The beat that can be heard on campus may not be what you would expect. No, it isn't bongo drums, nor the Marching Knights — it's the Black and Gold Dynasty Step Team.
Founded in 2010 by current captains Seyi Akinyooye, a senior health sciences pre-clinical major, and Nacadia Facey, a senior interdisciplinary studies major, the Black and Gold Dynasty Step Team is an unofficial registered student organization that operates under the Black Student Union.
Step dancing, or stepping, is style of dance in which the entire body is used to create complex rhythms and sounds with stomping, clapping, slapping and speaking.
Facey and Akinyooye started the step team when they couldn't find a team that wasn't Greek or religiously affiliated within the UCF community. Both Facey and Akinyooye began stepping when they were in middle school and living in New York, and they met each other at UCF after being introduced by Facey's cousin, who coincidentally graduated from the same high school as Akinyooye.
Akinyooye said that she knew people were interested in step dancing.
"The only people on campus that stepped were Greeks and the Disciples of Christ, the Christian step team," Akinyooye says.
Facey believed in creating a step team that is more social.
"We created the Black and Gold Dynasty Step Team to give people the choice to join without having to be affiliated," Facey says.
Kathleen Milord, a senior marketing major, joined the step team last spring with no experience.
"I had no idea how to step and it was a little harder than I thought it was going to be," Milord said. "Once you figure out how to move your body the right way, it gets easier."

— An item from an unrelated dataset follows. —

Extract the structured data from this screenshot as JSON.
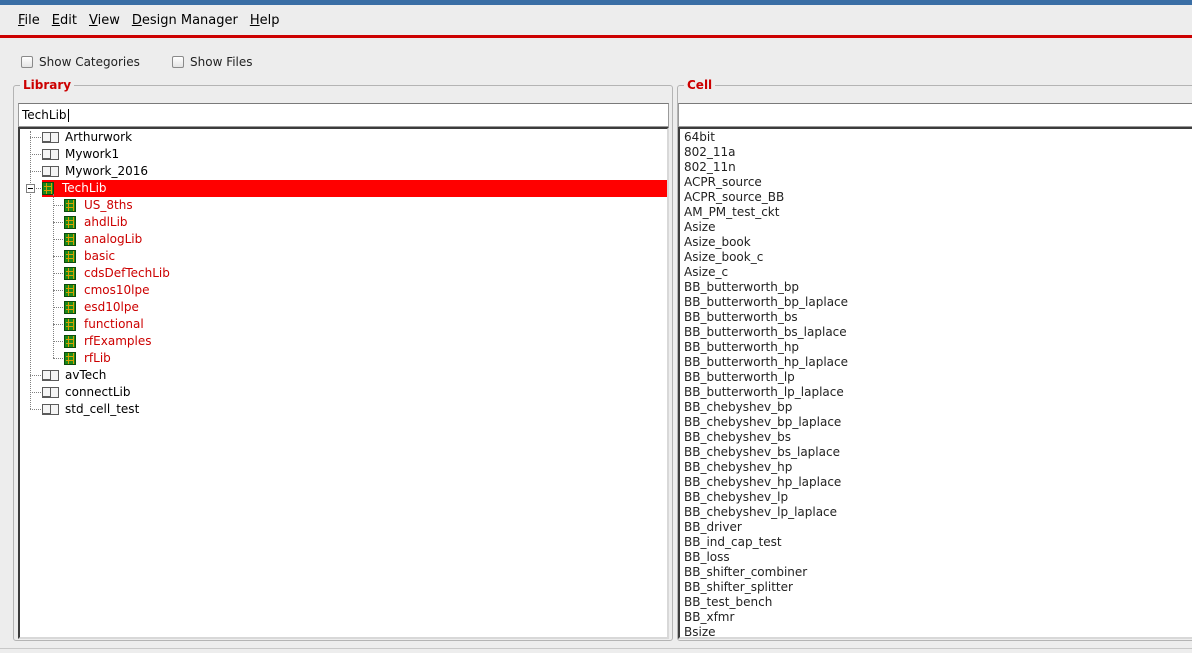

Aside from not being Greek or religiously affiliated, the Black and Gold Dynasty Step Team invites anyone who is interested to join.
"Even though we have tryouts, we don't cut people who don't know how to step or aren't very good," Milord said. "I think other step teams are more serious and that's what makes us different."
In order to perfectly time their stomps, claps and slaps, they record themselves and break off into groups.
"We do this to help our team learn better and to feel more comfortable around each other," Facey said.
The Black and Gold Dynasty step team practices every Monday and Wednesday from 6 p.m. to 8 p.m. It normally takes two weeks to come up with a routine, and when there is an upcoming show they increase the practices to include Sunday and Tuesday.
The step team performed last spring in a showcase called "A Step Through Afrika," which was hosted by the BSU.
"We performed last spring and showed the history of stepping," Facey said. "We began doing tribal African dancing, the gumboot dancing of South Africa, hip-hop in the United States and then modern-day stepping."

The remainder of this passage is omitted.